Our biology also plays a role in keeping us tethered to the ones who may cause us harm, particularly two neurotransmitters that influence our emotions and behaviors:

  • Oxytocin releases when we engage in activities promoting social bonding. It floods our system during moments of intimacy and trust. This chemical response creates a powerful emotional connection, making it challenging to sever ties.
  • Dopamine surges when we experience pleasure, or reward. In an unhealthy relationship, the intermittent reinforcement of positive moments—moments when the toxicity temporarily recedes—can lead to dopamine spikes. It’s like a rollercoaster ride where the highs are exhilarating, even when devastating lows follow.

Understanding these chemical processes shouldn’t diminish any feelings or experiences; instead, it sheds light on the biological underpinnings of attachment.

Acknowledging the Practical Barriers

While toxic relationships’ emotional and psychological aspects play a significant role in why people stay, there are also practical barriers, such as:

  • Financial Dependence: Toxic relationships often involve power imbalances extending to financial control. When one partner controls the money, it can leave the other feeling trapped, without the means to support themselves.
  • Concerns About Children: Another barrier can be the worry about the impact of divorce or separation on children and believing that staying will protect them. It is a heartbreaking decision highlighting the sacrifices parents are willing to make to protect their family.
  • Paralyzing Fear: Toxic relationships can escalate dangerously, and the fear of what might happen if one tries to escape can be paralyzing. This fear can be compounded by the belief instilled by the abusive partner that the survivor cannot have a successful life without them. Acknowledging this fear and the profound courage required to confront it is essential.
  • Genuine Love: Many individuals in toxic relationships still feel genuine love for their partners. Leaving an abusive relationship is still a painful breakup, filled with the anguish of severing a deep emotional bond. This love, often intertwined with guilt for “abandoning” the other person, adds another layer of complexity to the decision-making process.

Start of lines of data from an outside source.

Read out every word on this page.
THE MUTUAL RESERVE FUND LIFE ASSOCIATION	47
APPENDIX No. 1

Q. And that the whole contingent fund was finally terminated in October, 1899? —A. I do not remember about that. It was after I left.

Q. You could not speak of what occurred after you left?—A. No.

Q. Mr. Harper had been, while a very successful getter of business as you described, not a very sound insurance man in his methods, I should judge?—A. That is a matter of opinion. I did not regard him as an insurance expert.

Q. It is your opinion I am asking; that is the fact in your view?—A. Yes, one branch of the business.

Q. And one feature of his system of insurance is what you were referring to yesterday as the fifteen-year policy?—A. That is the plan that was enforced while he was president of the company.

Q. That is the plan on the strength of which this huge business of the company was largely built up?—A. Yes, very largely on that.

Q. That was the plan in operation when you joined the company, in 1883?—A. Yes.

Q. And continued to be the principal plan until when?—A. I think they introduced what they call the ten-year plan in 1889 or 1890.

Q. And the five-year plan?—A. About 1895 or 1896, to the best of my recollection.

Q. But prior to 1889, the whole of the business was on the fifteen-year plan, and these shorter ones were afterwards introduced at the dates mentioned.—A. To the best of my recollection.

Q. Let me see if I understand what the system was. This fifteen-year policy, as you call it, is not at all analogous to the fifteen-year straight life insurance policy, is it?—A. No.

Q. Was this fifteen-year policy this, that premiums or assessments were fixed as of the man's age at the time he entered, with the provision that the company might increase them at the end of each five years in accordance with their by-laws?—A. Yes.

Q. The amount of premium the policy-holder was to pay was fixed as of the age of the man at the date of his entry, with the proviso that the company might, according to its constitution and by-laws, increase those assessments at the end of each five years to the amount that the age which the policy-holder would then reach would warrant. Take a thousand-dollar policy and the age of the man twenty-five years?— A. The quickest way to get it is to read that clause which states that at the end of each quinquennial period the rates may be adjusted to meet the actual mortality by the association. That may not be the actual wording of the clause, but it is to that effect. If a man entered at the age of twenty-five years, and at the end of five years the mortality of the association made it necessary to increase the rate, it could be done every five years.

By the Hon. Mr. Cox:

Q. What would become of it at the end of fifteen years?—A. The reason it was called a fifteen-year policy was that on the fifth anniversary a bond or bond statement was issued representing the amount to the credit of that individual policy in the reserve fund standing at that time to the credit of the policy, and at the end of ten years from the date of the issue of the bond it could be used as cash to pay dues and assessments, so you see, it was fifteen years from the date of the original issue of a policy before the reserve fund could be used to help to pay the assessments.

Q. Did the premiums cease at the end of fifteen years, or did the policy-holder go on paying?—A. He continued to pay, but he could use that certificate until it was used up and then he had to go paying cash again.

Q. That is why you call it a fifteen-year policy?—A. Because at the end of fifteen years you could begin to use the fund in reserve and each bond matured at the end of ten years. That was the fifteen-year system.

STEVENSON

Embracing Change and Seeking Support

All of this comes down to a simple truth: the choice to leave or to stay in a toxic relationship is far from simple. It’s a complex issue entangled with a myriad of valid reasons for both. But, if you’re facing these impossible challenges, you are not alone.

If you need support, don’t wait to reach out. There is no shame in seeking understanding, asking for help, and wanting change. Your well-being and your future are worth the steps you take today.